El dolor irradió a lo largo de mis entrañas.

Asentí con la cabeza rígida y me fui.

"¡Edward espera!".

Cerré los ojos y suspiré, parándome y dándome la vuelta para encararla. Sus ojos estaban llenos de confusión.

"¿Por qué... por qué has venido a Nitelock esta noche?"

Porque te necesito. Porque no tengo ni idea de cómo he vivido sin ti durante los últimos seis años, o cómo voy a hacerlo de nuevo.

Suspiré profundamente. "Porque fuimos buenos amigos una vez y pensé que podríamos serlo de nuevo".

Por una fracción de segundo algo brilló en sus ojos.

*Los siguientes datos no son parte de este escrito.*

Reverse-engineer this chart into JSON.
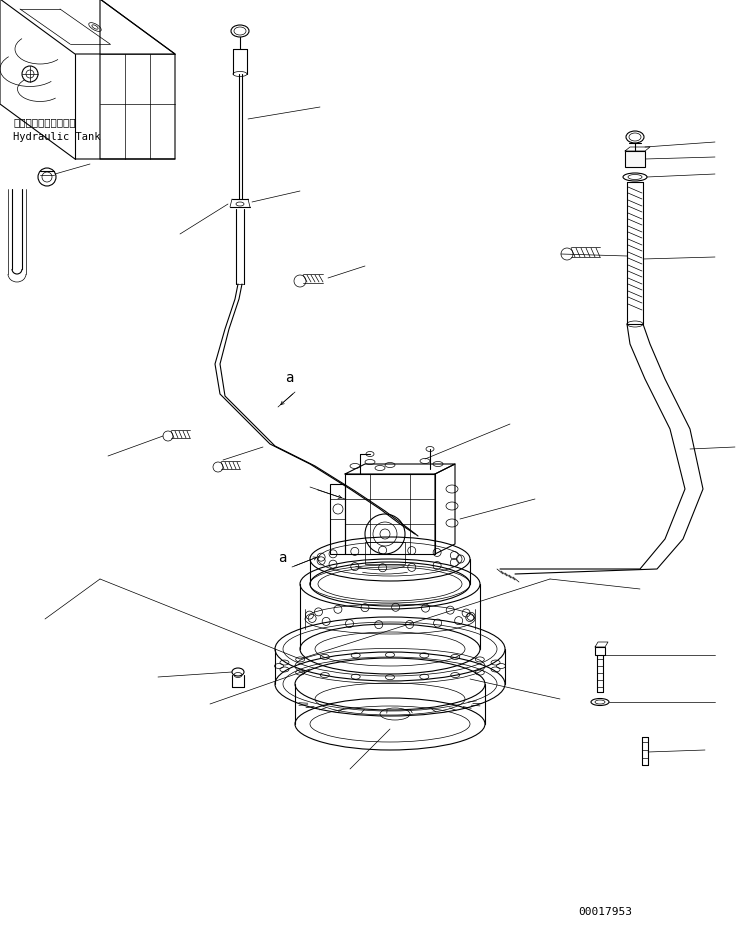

Una emoción que podría haber jurado que había visto una vez allí, casi como... decepción. Pero se fue casi de inmediato. Ella sonrió suavemente.

"¿Éramos buenos amigos, no es así?"

Asentí con la cabeza.

Ella suspiró. "Me gustaría que fuéramos... buenos amigos otra vez, Edward".

Extendí la mano y la envolví alrededor de la suya. Si eso era todo lo que podía tener, tendría que ser suficiente.

"Yo también, Bella". Dejé escapar un largo suspiro. Tenía que ser suficiente. "Yo también".